This was the first thing I thought of when I saw 'hanging on the props"
I know it's a warbird pilot, but he's referencing his father's combat experience. I'll find it from a combat 38 driver too, but this is the one I thought of first.
Qouting from the Jeff Ethell article in Flight Magazine, August 1997
"At 100 mph I could hang the P38 on it's props, feet on the floor and gently move the rudder slide side to side."
Also from the same article, talking about his father Erv Ethell, who flew combat in 38Fs in the MTO with the 14th FG and who was also a P38 instructor afterwards.

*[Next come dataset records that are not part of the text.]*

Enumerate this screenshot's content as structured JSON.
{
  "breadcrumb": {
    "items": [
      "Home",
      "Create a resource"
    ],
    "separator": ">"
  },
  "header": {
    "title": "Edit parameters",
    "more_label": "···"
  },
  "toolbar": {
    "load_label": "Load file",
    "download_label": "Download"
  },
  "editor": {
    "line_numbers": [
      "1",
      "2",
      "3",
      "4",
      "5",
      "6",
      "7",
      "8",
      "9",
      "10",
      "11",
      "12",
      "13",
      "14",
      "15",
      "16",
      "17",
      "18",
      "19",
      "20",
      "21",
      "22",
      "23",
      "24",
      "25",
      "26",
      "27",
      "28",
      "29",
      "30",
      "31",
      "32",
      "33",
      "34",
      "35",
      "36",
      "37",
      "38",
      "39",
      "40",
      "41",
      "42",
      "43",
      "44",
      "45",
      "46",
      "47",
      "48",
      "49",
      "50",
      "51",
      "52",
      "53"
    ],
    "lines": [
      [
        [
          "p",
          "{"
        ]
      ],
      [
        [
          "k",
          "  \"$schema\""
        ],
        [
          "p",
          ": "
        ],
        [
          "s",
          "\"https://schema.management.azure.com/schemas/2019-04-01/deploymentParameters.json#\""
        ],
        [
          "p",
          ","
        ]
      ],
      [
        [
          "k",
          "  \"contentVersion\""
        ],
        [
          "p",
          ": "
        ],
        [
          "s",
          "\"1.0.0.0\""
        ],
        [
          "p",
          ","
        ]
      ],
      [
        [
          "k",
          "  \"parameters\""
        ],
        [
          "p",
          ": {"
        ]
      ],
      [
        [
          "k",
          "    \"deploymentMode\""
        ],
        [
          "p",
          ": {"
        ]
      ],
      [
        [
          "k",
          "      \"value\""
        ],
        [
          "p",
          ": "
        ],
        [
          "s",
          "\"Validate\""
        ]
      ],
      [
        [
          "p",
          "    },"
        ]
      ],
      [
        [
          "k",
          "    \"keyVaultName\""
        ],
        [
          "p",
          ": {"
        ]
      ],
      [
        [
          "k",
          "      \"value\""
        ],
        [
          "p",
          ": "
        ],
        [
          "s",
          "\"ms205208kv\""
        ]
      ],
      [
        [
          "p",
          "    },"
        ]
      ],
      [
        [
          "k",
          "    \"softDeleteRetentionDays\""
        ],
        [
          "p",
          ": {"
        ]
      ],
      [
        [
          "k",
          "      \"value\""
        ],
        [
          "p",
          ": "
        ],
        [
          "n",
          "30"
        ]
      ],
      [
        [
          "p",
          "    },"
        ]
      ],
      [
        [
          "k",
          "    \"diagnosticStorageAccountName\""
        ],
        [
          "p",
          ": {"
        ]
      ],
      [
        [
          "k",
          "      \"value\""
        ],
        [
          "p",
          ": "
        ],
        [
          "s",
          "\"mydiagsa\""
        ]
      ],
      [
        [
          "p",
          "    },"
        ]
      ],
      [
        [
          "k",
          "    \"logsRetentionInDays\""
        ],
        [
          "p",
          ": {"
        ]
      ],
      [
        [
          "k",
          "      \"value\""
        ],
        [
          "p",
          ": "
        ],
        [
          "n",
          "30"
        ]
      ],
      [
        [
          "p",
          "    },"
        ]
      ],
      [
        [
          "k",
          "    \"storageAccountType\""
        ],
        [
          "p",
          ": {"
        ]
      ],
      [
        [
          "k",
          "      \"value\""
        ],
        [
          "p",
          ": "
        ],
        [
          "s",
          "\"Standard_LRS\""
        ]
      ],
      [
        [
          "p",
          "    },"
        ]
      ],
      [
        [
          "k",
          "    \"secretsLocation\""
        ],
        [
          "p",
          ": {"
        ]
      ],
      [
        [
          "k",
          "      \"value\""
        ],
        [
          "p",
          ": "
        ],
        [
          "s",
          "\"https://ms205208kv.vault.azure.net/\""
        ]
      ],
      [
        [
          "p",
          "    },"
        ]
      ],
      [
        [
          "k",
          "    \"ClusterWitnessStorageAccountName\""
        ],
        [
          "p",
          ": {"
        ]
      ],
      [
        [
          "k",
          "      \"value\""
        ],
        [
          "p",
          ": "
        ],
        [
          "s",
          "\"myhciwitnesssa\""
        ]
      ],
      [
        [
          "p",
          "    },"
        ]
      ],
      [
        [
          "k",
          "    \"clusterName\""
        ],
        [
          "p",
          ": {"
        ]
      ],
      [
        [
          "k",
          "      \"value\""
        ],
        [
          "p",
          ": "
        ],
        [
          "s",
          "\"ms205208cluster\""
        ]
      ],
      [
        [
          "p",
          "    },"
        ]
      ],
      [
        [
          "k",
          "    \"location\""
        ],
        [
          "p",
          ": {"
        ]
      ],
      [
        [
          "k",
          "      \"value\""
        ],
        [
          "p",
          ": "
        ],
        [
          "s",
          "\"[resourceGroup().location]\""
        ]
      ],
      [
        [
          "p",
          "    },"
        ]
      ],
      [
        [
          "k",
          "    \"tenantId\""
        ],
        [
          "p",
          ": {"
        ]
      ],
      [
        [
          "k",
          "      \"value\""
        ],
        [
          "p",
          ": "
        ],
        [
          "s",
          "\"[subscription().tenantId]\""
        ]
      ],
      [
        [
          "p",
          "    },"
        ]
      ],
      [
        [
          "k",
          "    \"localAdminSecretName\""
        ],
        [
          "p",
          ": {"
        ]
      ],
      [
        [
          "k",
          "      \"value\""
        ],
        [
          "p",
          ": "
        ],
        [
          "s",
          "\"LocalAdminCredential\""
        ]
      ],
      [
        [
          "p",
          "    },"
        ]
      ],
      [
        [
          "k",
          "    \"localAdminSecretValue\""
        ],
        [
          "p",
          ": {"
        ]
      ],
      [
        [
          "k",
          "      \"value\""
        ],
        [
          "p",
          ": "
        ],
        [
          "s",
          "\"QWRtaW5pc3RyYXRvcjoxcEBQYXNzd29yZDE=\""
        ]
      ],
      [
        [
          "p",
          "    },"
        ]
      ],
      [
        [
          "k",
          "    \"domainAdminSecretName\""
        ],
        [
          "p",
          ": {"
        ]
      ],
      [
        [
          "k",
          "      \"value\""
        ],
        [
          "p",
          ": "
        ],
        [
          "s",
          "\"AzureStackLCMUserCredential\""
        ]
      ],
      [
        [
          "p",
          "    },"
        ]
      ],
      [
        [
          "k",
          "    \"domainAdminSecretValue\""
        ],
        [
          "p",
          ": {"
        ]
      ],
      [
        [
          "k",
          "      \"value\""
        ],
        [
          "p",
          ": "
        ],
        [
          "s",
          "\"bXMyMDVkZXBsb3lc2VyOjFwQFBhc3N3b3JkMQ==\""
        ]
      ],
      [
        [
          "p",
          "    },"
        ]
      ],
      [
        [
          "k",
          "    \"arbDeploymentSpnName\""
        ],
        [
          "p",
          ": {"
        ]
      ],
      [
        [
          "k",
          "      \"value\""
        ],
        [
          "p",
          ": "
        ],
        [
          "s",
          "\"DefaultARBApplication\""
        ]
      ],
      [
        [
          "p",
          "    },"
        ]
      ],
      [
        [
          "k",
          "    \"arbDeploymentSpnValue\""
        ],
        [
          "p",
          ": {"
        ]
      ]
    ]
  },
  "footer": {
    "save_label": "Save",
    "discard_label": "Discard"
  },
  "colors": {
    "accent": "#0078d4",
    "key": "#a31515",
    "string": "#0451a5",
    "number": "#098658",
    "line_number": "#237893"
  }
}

"Without much thought. I was entering his (Erv Ethell's) preferred combat maneuver; power up, I pictured a 109 on my tail and began and increasingly steep right handed climbing turn. In turning and twisting with 109s and 190s, Dad never got a bullet hole in his P38F "Tangerine". As the speed dropped below 150mph,I flipped the flap handle to the maneuver stop (which can be used up to 250mph) amd tightened the turn. At this point, the 109 pilot, at full power with the right rudder all the way down, would have snap rolled into a vicious stall if he had chosen to follow. I pulled the power back on the inside (right engine), pushed the power up on the outside (left) engine, shoved right rudder pedal, and the Lightning smoothly swapped ends. Not only did it turn on a dime, but it rotated around it's central axis as if spinning on a pole running through the top of the canopy and out the bottom of the cockpit. The maneuver was absolutely comfortable with no heavy G loading. I threw the flap lever back to full up, evened the throttles and heading down going through 300mph in less time then it tals to tell it. The 109 would have been a sitting duck."